Shopping season is upon us again. Not just the holiday rush, but Open Enrollment for health insurance through the Affordable Care Act. You need to sign up by December 15, 2014, if you want to get health coverage that begins January 1. If you would like health coverage that kicks in later next year, you need to sign up by February 15, 2015.

But unlike buying the hottest toys or flat screen TVs, shopping for health insurance requires looking beyond the sticker price.

The premium — the price you pay each month for insurance — is just one piece of the puzzle. You need to look not only at the cost to buy the insurance, but also the cost to use it.

First and foremost, you need to ask if there is a deductible - the amount you must pay out of pocket before receiving insurance benefits.  A high deductible can cancel out the savings of a low monthly premium. For example, let's say you buy a policy with a $500 deductible. One visit to the doctor for an ear infection could cost more than $110, plus the cost of the medication. And you would need to pay those expenses out of your pocket, until you spent $500, when insurance coverage kicks in. Averaged out over a year, that's like spending more than $40 dollars a month on top of the cost of the premium.

You also need to consider whether any medical services are covered even if you have not yet met the deductible. Some plans pay for emergency room benefits before you have satisfied the deductible, while other plans do not. The same can be true for prescription drugs.

You also need to consider the plan's copayments, often called "copays" - the fees you must pay each time you receive a medical service. If you expect to receive regular care, this cost may be predictable. However, you also have to consider co-insurance - a percentage of the cost of a medical service you must pay. For example, if the health plan pays 80 percent of the cost of a service, you must pay the remaining 20 percent. The cost of co-insurance can add up quickly if you receive expensive care.
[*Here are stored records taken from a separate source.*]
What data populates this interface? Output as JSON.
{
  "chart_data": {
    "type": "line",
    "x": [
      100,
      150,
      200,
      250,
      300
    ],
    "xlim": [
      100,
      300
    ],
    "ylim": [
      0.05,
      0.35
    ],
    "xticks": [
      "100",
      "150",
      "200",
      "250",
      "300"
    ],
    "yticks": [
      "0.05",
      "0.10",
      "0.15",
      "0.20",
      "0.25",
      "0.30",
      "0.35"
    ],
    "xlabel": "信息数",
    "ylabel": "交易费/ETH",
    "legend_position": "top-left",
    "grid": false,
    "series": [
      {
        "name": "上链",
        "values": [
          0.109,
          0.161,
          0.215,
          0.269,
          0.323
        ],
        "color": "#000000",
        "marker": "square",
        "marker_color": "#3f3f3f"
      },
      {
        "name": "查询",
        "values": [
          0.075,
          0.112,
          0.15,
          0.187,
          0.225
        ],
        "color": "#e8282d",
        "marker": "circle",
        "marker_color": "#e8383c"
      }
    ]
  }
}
Finally, you need to consider whether you prefer certain doctors or hospitals.

If so, you need to make sure to choose a plan whose network includes those providers. Some plans require that you choose from providers in a limited or 'narrow' network, which may not include the ones you prefer.  That means the cost of using your preferred doctor or hospital won't be covered.

However, you can also look for a 'tiered' network plan that gives you access to a larger network of doctors and hospitals but charges higher out-of-pocket costs for the ones that are not in the top tiers.

If you aren't sure which plan best suits your needs, help is available. The Marketplace Exchange and individual health insurers can connect you with a licensed sales agent, a certified application counselor, or a navigator who can help explain not just the cost to buy the plan, but also, and just as importantly, the cost to use it.